The family has fundraised for Bekah’s treatment, with one event in particular called the “Bash Leukemia Bash,” where friends paid an attendance fee to see live theater and readings at Gordon College, where Bekah spent her undergraduate years. Since Bekah’s homecoming, Jordan said she probably won’t be able to continue working.
“For a year after her transplant, she can’t go outside,” Jordan said. “She can’t grocery shop, go to her favorite thrift store or go to Atomic [Café]. I’m going to need to keep a medical journal, because the doctor is going to be asking me what changes.”
Though she wasn’t a match to be Bekah’s bone marrow donor, Jordan will now be there every step of the way, unless she is able to coordinate with her parents in order to temporarily leave them in charge while she is away.
Jordan’s friends in OwlCapella plan to help her return to the university in whatever capacity they can by donating to Jordan family’s fundraiser website for Bekah’s treatment on YouCaring.com, a free online fundraiser site for medical purposes.
OwlCapella’s upcoming free concert in Room 200A of the Student Center on Saturday, Oct. 26 at 7:30 p.m. will donate all proceeds from general donations and CD sales to Bekah’s YouCaring.com site.
Kevin Chemidlin, a senior computer science major and the general manager of the a capella group, said he was impressed by Jordan’s immediate dedication to her sister’s care.
“I could tell there was no question about what she was going to do,” Chemidlin said. “She left a long post in our Facebook page explaining what had to be done. Obviously everybody misses her, she’s been in the group for two full years.”

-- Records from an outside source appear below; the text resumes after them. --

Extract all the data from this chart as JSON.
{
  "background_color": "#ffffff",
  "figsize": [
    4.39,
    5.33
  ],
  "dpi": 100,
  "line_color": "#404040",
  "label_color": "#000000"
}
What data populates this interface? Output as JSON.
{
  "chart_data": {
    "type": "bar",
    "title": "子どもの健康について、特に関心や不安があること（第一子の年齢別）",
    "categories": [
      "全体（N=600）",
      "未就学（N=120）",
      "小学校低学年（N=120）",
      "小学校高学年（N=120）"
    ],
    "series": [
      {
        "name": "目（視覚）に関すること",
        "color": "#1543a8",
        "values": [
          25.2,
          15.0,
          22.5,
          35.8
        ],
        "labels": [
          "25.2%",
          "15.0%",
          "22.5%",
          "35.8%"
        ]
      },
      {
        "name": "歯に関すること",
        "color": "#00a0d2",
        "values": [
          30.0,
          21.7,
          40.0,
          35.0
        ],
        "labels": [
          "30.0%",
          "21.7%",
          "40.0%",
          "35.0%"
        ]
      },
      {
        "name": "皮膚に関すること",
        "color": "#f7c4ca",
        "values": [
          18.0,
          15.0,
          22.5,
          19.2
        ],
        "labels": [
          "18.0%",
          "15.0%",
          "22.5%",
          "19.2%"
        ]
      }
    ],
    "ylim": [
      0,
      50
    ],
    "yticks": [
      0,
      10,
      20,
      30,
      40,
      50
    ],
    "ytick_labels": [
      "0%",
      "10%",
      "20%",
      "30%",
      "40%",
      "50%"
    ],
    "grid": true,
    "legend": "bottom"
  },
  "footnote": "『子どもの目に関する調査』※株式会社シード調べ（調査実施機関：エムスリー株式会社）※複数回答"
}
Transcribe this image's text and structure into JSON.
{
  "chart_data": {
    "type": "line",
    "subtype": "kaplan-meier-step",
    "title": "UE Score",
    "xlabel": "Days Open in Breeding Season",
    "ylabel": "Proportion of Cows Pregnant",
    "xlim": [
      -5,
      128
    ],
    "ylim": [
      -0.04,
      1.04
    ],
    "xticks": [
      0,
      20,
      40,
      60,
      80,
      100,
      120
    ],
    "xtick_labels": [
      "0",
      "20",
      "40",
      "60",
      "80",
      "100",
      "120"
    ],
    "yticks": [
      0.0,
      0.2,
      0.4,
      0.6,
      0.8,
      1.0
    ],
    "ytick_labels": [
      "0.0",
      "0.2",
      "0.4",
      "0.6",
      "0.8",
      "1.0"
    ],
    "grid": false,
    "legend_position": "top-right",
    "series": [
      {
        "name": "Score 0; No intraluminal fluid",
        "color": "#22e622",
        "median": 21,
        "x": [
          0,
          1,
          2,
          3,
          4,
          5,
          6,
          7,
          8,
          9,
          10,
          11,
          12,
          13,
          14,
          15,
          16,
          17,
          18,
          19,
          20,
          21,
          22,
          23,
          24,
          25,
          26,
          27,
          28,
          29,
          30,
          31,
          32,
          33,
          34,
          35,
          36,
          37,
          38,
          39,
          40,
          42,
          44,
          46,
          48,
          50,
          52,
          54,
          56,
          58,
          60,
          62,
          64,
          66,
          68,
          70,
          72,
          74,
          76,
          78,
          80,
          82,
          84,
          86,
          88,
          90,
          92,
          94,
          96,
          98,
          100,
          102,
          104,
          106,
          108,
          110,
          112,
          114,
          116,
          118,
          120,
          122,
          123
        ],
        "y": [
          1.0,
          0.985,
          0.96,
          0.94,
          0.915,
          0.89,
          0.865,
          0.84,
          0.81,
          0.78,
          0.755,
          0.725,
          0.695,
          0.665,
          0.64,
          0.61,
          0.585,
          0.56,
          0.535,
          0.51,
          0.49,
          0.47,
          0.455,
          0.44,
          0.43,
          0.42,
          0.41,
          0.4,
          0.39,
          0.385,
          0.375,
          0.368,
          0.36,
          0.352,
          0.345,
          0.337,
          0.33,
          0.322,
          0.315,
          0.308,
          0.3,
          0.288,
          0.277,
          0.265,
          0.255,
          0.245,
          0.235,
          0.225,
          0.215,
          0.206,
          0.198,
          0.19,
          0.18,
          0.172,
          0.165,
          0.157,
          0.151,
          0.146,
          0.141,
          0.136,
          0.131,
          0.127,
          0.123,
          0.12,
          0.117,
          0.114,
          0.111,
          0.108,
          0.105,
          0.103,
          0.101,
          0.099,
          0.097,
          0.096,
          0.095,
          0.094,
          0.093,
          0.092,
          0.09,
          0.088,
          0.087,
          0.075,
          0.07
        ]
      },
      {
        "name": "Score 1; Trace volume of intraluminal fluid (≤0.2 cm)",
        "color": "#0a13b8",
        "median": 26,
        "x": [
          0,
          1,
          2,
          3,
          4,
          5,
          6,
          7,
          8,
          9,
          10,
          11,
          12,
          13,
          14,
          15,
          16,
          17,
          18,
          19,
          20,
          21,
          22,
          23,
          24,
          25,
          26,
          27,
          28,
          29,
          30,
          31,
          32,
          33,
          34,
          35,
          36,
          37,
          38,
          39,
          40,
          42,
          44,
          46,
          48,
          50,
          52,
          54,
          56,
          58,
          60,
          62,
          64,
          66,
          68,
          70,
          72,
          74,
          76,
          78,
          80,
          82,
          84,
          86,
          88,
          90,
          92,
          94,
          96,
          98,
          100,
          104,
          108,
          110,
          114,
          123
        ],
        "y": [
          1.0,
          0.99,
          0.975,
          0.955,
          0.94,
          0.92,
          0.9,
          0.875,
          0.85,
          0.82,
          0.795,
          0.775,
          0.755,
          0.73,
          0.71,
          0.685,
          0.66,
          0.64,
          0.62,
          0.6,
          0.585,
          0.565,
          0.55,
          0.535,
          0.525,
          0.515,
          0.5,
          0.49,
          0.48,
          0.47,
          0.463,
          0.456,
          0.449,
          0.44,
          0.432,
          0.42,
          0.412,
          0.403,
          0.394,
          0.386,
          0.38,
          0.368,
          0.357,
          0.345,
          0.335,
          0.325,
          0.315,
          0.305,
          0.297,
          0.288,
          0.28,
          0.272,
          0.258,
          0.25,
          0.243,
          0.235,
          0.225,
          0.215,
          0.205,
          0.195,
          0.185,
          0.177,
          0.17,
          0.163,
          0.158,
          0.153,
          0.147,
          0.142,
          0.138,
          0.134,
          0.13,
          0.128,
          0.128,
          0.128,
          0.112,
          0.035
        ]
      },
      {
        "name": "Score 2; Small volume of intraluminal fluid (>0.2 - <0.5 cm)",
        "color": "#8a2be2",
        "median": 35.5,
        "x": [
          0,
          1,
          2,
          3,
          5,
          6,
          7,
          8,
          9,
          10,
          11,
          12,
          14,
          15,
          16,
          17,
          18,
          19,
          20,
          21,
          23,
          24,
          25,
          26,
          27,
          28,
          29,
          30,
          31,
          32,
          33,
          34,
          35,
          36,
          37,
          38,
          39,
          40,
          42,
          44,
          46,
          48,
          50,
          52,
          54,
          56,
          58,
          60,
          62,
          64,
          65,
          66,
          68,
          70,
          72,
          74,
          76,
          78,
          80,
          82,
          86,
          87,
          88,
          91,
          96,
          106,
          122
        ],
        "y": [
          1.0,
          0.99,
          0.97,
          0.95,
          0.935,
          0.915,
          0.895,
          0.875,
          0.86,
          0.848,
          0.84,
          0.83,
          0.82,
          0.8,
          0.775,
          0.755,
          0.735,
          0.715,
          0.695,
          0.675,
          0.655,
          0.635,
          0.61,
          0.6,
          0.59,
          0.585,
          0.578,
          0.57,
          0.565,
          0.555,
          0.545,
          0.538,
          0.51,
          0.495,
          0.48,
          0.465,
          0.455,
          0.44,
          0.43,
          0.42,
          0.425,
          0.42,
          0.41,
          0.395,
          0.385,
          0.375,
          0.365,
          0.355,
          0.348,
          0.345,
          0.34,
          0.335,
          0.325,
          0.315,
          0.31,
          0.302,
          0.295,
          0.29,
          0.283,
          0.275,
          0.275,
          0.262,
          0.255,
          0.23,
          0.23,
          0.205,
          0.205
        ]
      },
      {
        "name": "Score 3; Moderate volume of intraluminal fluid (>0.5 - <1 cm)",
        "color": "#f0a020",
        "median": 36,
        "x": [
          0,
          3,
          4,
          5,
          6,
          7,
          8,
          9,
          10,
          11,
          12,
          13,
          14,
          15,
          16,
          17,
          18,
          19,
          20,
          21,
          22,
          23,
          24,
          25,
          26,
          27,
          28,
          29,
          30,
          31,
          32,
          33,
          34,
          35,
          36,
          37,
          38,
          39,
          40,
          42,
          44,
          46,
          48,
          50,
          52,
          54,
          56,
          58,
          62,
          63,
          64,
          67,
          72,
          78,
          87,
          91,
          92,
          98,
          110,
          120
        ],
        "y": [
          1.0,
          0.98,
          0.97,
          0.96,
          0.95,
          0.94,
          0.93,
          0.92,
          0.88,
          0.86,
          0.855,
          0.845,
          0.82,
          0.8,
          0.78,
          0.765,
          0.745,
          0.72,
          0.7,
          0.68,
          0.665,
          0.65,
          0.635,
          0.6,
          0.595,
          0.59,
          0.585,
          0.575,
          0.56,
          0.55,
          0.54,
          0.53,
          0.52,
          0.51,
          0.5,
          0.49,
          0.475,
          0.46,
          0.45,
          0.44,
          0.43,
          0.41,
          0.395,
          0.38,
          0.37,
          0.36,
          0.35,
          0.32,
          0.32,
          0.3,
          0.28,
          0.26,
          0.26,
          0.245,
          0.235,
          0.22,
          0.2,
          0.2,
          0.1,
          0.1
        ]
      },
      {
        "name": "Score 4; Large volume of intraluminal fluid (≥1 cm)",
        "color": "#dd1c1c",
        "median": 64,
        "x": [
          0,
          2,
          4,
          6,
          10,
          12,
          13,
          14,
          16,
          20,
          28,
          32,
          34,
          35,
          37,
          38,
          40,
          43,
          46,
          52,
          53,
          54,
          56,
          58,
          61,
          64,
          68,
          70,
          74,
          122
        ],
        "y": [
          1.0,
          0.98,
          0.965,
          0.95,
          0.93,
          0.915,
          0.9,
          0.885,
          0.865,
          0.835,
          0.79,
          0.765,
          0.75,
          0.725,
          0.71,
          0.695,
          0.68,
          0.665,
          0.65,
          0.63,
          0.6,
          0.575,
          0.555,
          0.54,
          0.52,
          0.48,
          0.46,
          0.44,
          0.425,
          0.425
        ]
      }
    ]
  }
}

Chemidlin said he is concerned about Jordan’s reentry into the university.
“I think she’s an absolutely exceptional person,” he said. “It’s a downright tragedy that this has happened to her. But at the same time, she has stepped up so incredibly — it’s so inspirational what she’s been able to do. For that to negatively impact the trajectory of her life is a crime.”
Jordan said some of her professors have been supportive of her decision to defer from the university for the year. Her voice instructor, Professor Sheryl Woods, said she hopes Jordan will take strength of character from this experience.
“I occasionally shoot an email her way,” Woods said of her continuing friendship with Jordan. “We talk on the phone once every few months.”
Jordan recalled an email she received from Woods sending her well wishes, which she said was incredibly touching.
Woods said she believes Jordan will gain critical perspective in her year as a caretaker, despite the obvious challenges the experience presents.
“She is getting an experience that many students don’t get until after college,” Woods said. “Sometimes the good things get in the way of the best things. You have to figure out what life is really about.”